Decreased expression of thyroid hormone receptor beta (THRB) indicates a poor prognostic factor for liver cancer

Abstract

Abstract Background: The reduced expression of Thyroid hormone receptors (TRs) which are encoded by two genes, THRA and THRB, is found in many human malignancies; however, the clinical prognostic value of TRs in patients with hepatocellular carcinoma (HCC) remains unclear. Methods: The Kaplan-Meier analysis of TRs based on TCGA profile was performed. TRs expression in HCC tumors was evaluated in GEO and TCGA databases by R software. The correlation between the expression of THRB with immune cell infiltration was analyzed on TIMER 2.0 database. Results: Kaplan-Meier analysis demonstrated that low THRB in tumors was significantly associated with worsened overall survival (OS) and disease-specific survival in HCC patients (P < 0.05), not THRA. Subgroup analysis showed that low expression of THRB was associated with reduced 1-year, 3-year, and 5-year OS (all P < 0.05). In addition, the clinical prognostic values of THRB downregulation for OS were more significant in HCC with hepatitis-virus (P = 0.0012), Asian race (P= 0.0038) and male (P = 0.002), and both in with- and without-alcohol-consumption (P = 0.0234 and P = 0.0199, respectively).
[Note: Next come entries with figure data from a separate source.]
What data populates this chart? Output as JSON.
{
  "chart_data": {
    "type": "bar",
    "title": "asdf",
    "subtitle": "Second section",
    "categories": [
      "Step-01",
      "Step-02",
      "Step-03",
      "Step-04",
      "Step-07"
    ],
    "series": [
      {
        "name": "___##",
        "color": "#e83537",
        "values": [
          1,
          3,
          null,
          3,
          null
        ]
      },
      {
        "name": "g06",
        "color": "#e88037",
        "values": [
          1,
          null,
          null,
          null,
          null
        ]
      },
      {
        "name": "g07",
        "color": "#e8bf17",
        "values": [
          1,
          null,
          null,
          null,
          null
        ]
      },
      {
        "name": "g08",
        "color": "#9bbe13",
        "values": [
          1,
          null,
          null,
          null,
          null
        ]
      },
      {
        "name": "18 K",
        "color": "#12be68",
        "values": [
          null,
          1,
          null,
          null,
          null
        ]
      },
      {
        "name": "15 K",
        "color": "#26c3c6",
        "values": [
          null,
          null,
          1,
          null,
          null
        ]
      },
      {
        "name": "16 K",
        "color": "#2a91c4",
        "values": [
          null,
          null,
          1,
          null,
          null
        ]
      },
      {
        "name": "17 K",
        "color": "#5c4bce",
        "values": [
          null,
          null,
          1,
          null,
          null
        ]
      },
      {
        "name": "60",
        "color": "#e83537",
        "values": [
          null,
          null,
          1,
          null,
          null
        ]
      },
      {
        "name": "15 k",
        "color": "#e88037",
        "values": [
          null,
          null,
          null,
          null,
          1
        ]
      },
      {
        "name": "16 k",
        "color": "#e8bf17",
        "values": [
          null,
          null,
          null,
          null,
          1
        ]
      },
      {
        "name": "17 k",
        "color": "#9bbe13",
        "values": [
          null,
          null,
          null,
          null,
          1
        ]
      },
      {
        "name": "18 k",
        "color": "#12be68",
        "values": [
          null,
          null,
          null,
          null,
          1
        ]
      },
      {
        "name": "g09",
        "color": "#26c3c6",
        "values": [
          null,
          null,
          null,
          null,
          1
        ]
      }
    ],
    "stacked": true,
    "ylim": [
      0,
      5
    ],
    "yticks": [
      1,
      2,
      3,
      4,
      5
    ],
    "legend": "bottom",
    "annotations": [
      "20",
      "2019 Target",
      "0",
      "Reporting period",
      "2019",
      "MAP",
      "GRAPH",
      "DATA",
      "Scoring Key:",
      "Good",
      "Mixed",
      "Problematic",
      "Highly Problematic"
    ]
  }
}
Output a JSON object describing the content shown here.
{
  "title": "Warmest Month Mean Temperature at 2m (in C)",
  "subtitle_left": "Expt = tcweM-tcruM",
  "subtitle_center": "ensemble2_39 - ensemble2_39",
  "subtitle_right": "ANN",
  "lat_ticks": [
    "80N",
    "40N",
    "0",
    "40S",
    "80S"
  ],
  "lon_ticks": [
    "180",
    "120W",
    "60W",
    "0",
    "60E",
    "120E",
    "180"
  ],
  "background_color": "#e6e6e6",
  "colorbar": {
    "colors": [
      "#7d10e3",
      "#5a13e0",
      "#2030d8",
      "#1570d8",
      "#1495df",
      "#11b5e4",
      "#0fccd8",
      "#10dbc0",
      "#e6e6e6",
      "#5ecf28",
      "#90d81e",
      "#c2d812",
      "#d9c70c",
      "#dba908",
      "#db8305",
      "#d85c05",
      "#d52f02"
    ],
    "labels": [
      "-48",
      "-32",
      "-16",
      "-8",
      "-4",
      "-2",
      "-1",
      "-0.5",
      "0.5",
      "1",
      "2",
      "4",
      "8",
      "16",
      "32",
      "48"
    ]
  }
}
We found that THRB was significantly down-regulated in tumors compared with nontumor tissues in 3 GEO series (GSE14520, GSE77314, GSE84005) and TCGA profile, but the other 2 GEO series (GSE45436, GSE60502) had no significant down-regulation in tumors. We further calculated the proportion of THRB down-regulated patients with paired samples based on the 4 GEO series and found 56.93% HCC patients with reduced expression of THRB. Immune cell infiltration analysis resulted that neutrophils were the top tumor immune infiltrating cell type associated with THRB. Conclusions: The reduced expression of THRB rather than THRA correlated with worse OS in HCC patients.